英语阅读理解——关于第五种味觉鲜味 Umami
Read the text about umami and put the 10 missing food words into gaps 根据短文大义选词填空。
gravy soup bacon recipe flavour sauce salty pasta vegetables cheese
Read any article on food, ________ book, or blog about the latest dishes and restaurants and you will come across the word ‘umami’. We are all used to reading and using the taste words of ________, sweet, sour, bitter and now we have gained a fifth word to describe a sensation in our mouth: umami. Do you put parmesan on your ________? Do you love to pour _______ on your Sunday roast? Do you put tomato sauce onto fried ________? Is Marmite your mate? Do you love the smell of frying onions? If the answer to these questions is ’yes’ then you know and love the fifth taste of umami. Umami is a Japanese word that means ‘deliciousness’ and was first researched in 1908 by a university-based chemist called Kikunae Ikeda. Ikeda first noticed the taste umami in ________ like asparagus, in tomatoes (which are, in fact, a fruit) and then went on to discover its existence in dairy products like ________, and in roasted meat. He also found umami in dashi – a stock made from kombu (a type of seaweed) which is widely used in Japanese ________. Human milk is also one of the highest MSG-containing mammalian milks. Eventually, Ikeda learnt how to make umami in the laboratory and patented it as MSG – a ________ enhancer used by restaurants all over the world. So, what is it about umami that makes food taste so good?
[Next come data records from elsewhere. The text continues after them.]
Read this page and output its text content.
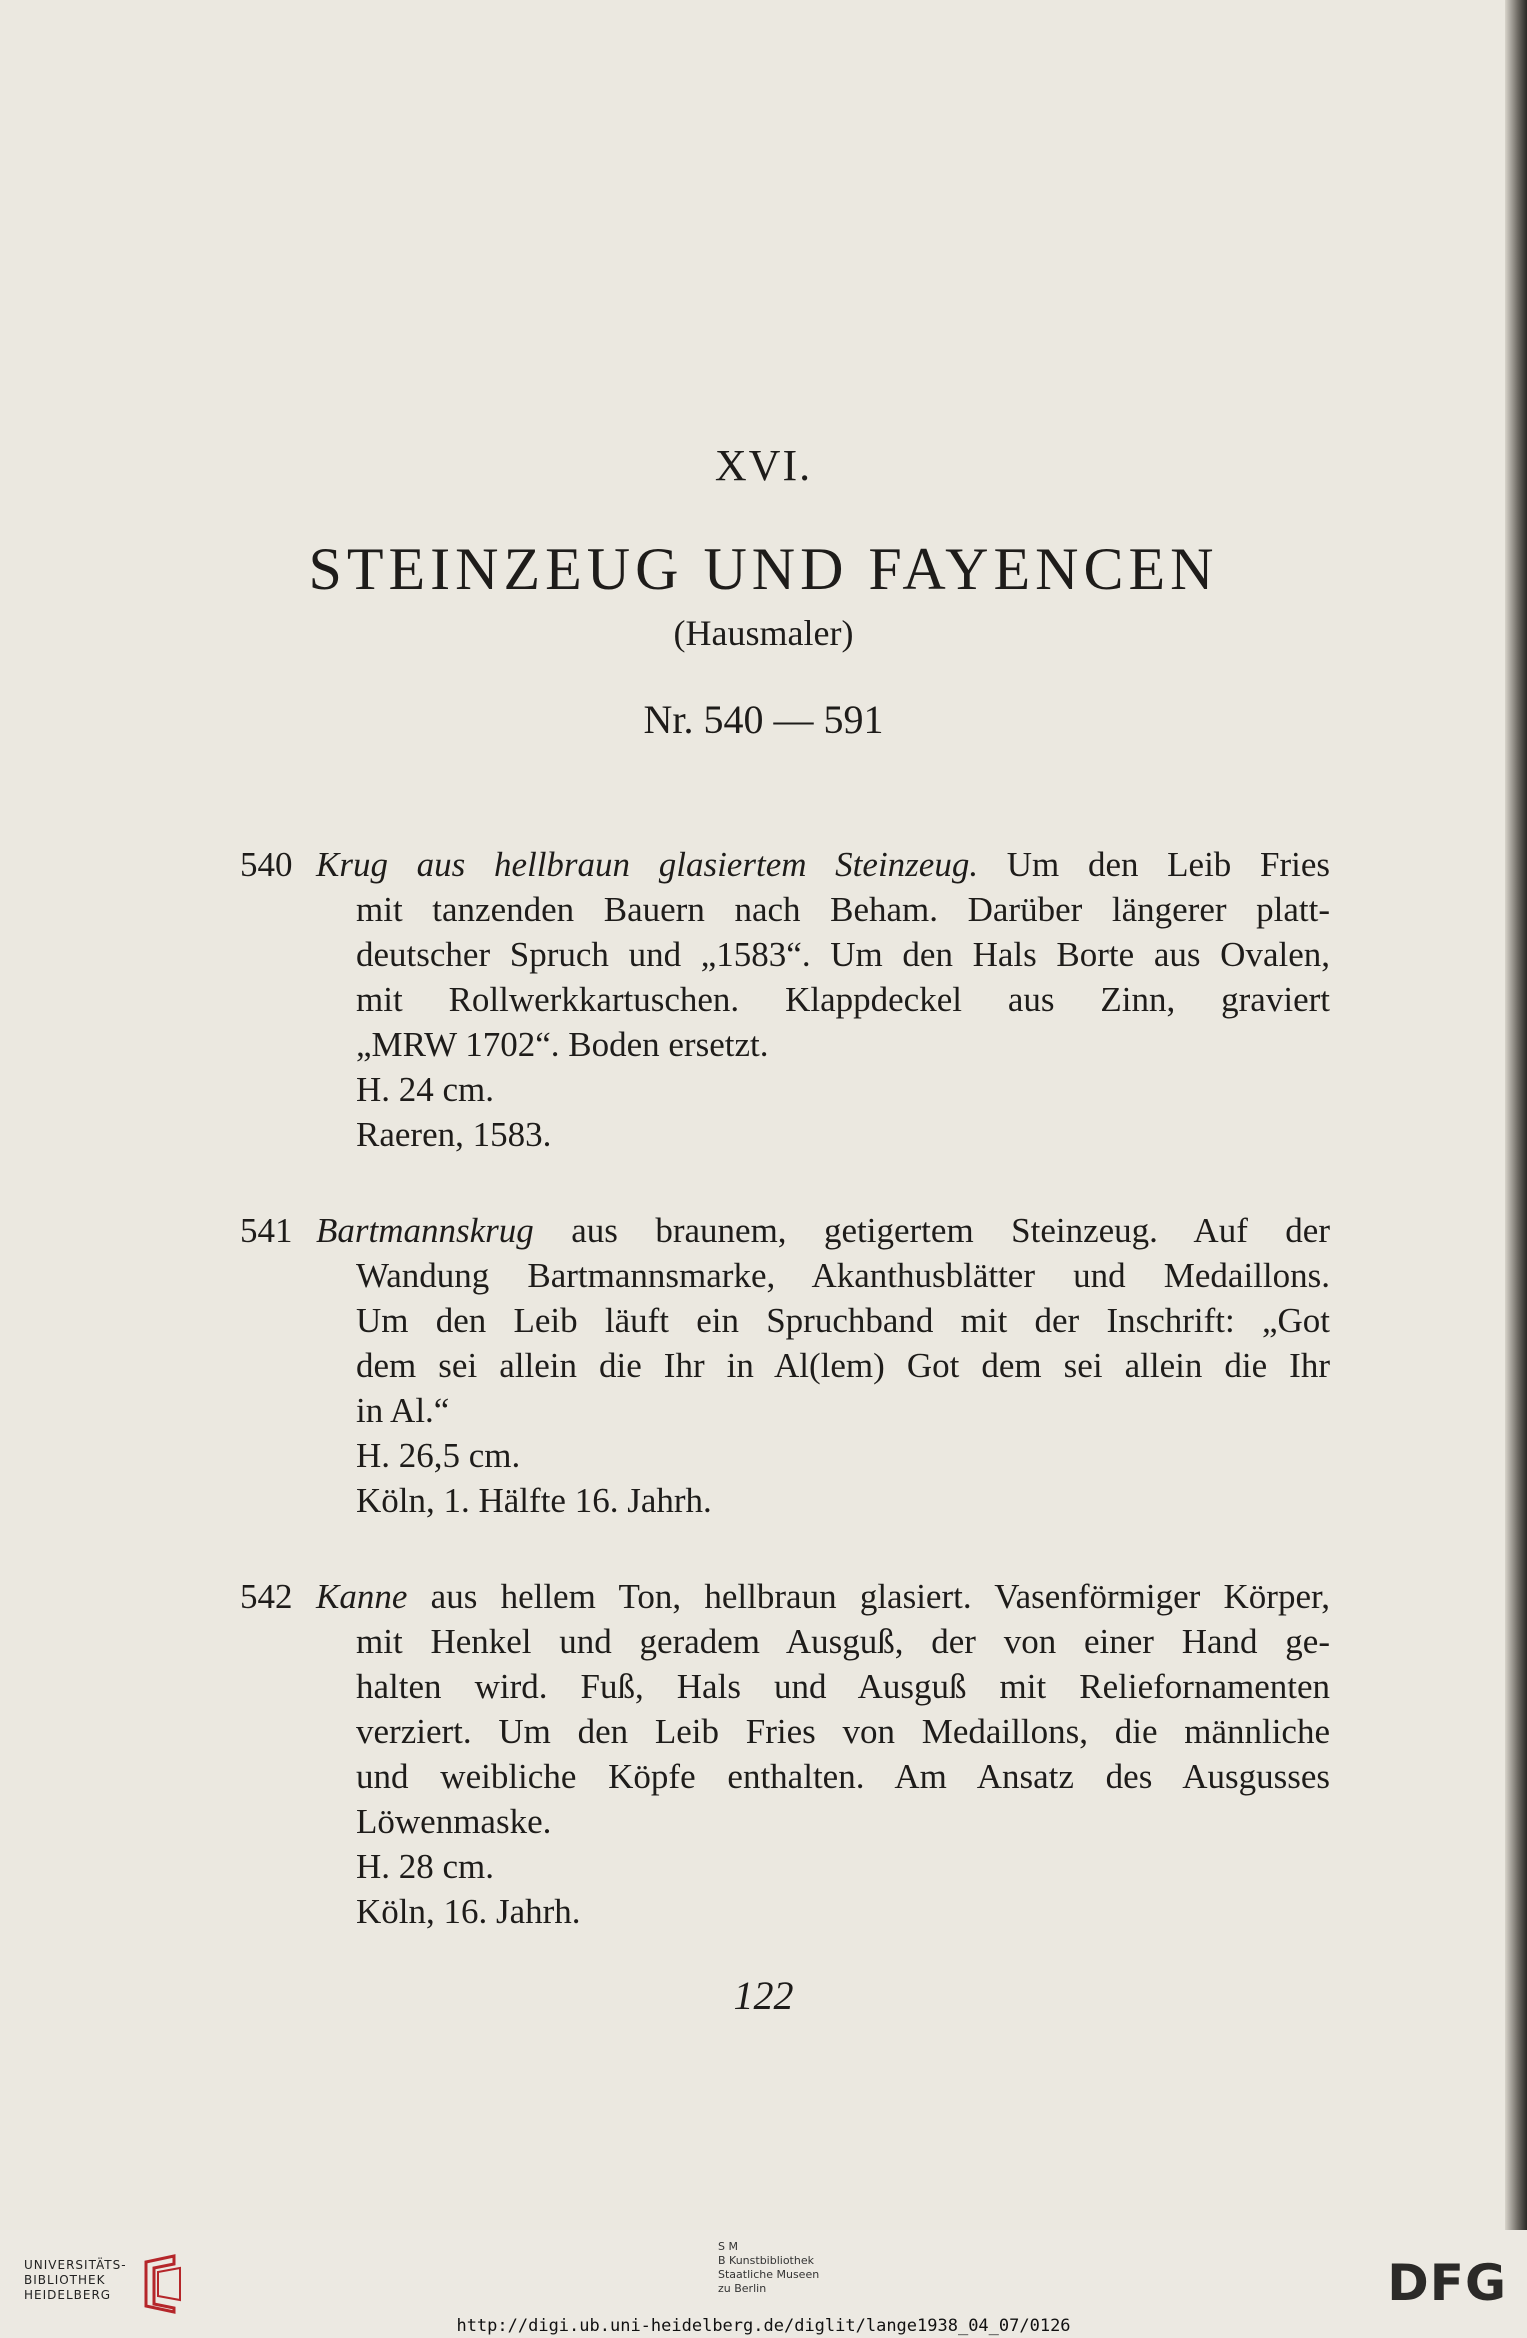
XVI.
STEINZEUG UND FAYENCEN
(Hausmaler)
Nr. 540 — 591
540 Krug aus hellbraun glasiertem Steinzeug. Um den Leib Fries
mit tanzenden Bauern nach Beham. Darüber längerer platt-
deutscher Spruch und „1583“. Um den Hals Borte aus Ovalen,
mit Rollwerkkartuschen. Klappdeckel aus Zinn, graviert
„MRW 1702“. Boden ersetzt.
H. 24 cm.
Raeren, 1583.
541 Bartmannskrug aus braunem, getigertem Steinzeug. Auf der
Wandung Bartmannsmarke, Akanthusblätter und Medaillons.
Um den Leib läuft ein Spruchband mit der Inschrift: „Got
dem sei allein die Ihr in Al(lem) Got dem sei allein die Ihr
in Al.“
H. 26,5 cm.
Köln, 1. Hälfte 16. Jahrh.
542 Kanne aus hellem Ton, hellbraun glasiert. Vasenförmiger Körper,
mit Henkel und geradem Ausguß, der von einer Hand ge-
halten wird. Fuß, Hals und Ausguß mit Reliefornamenten
verziert. Um den Leib Fries von Medaillons, die männliche
und weibliche Köpfe enthalten. Am Ansatz des Ausgusses
Löwenmaske.
H. 28 cm.
Köln, 16. Jahrh.
122
UNIVERSITÄTS-
BIBLIOTHEK
HEIDELBERG
S M
B Kunstbibliothek
Staatliche Museen
zu Berlin	DFG
http://digi.ub.uni-heidelberg.de/diglit/lange1938_04_07/0126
In terms of pure chemistry, umami comes from glutamates and a group of chemicals called ribonucleotides. When you combine ingredients that contain these different umami-giving compounds, they enhance one another and give dish even more flavour. That’s why an Italian Bolognese ________ made from fried beef, cooked beef, cooked tomato and parmesan cheese is so wonderfully tasty.
答案
Read any article on food, recipe book, or blog about the latest dishes and restaurants and you will come across the word ‘umami’. We are all used to reading and using the taste words of salty, sweet, sour, bitter and now we have gained a fifth word to describe a sensation in our mouth: umami. Do you put parmesan on your pasta? Do you love to pour gravy on your Sunday roast? Do you put tomato sauce onto fried bacon? Is Marmite your mate? Do you love the smell of frying onions? If the answer to these questions is ’yes’ then you know and love the fifth taste of umami. Umami is a Japanese word that means ‘deliciousness’ and was first researched in 1908 by a university-based chemist called Kikunae Ikeda. Ikeda first noticed the taste umami in vegetables like asparagus, in tomatoes (which are, in fact, a fruit) and then went on to discover its existence in dairy products like cheese, and in roasted meat. He also found umami in dashi – a stock made from kombu (a type of seaweed) which is widely used in Japanese soup. Human milk is also one of the highest MSG-containing mammalian milks. Eventually, Ikeda learnt how to make umami in the laboratory and patented it as MSG – a flavour enhancer used by restaurants all over the world. So, what is it about umami that makes food taste so good? In terms of pure chemistry, umami comes from glutamates and a group of chemicals called ribonucleotides. When you combine ingredients that contain these different umami-giving compounds, they enhance one another and give dish even more flavour. That’s why an Italian Bolognese sauce made from fried beef, cooked beef, cooked tomato and parmesan cheese is so wonderfully tasty.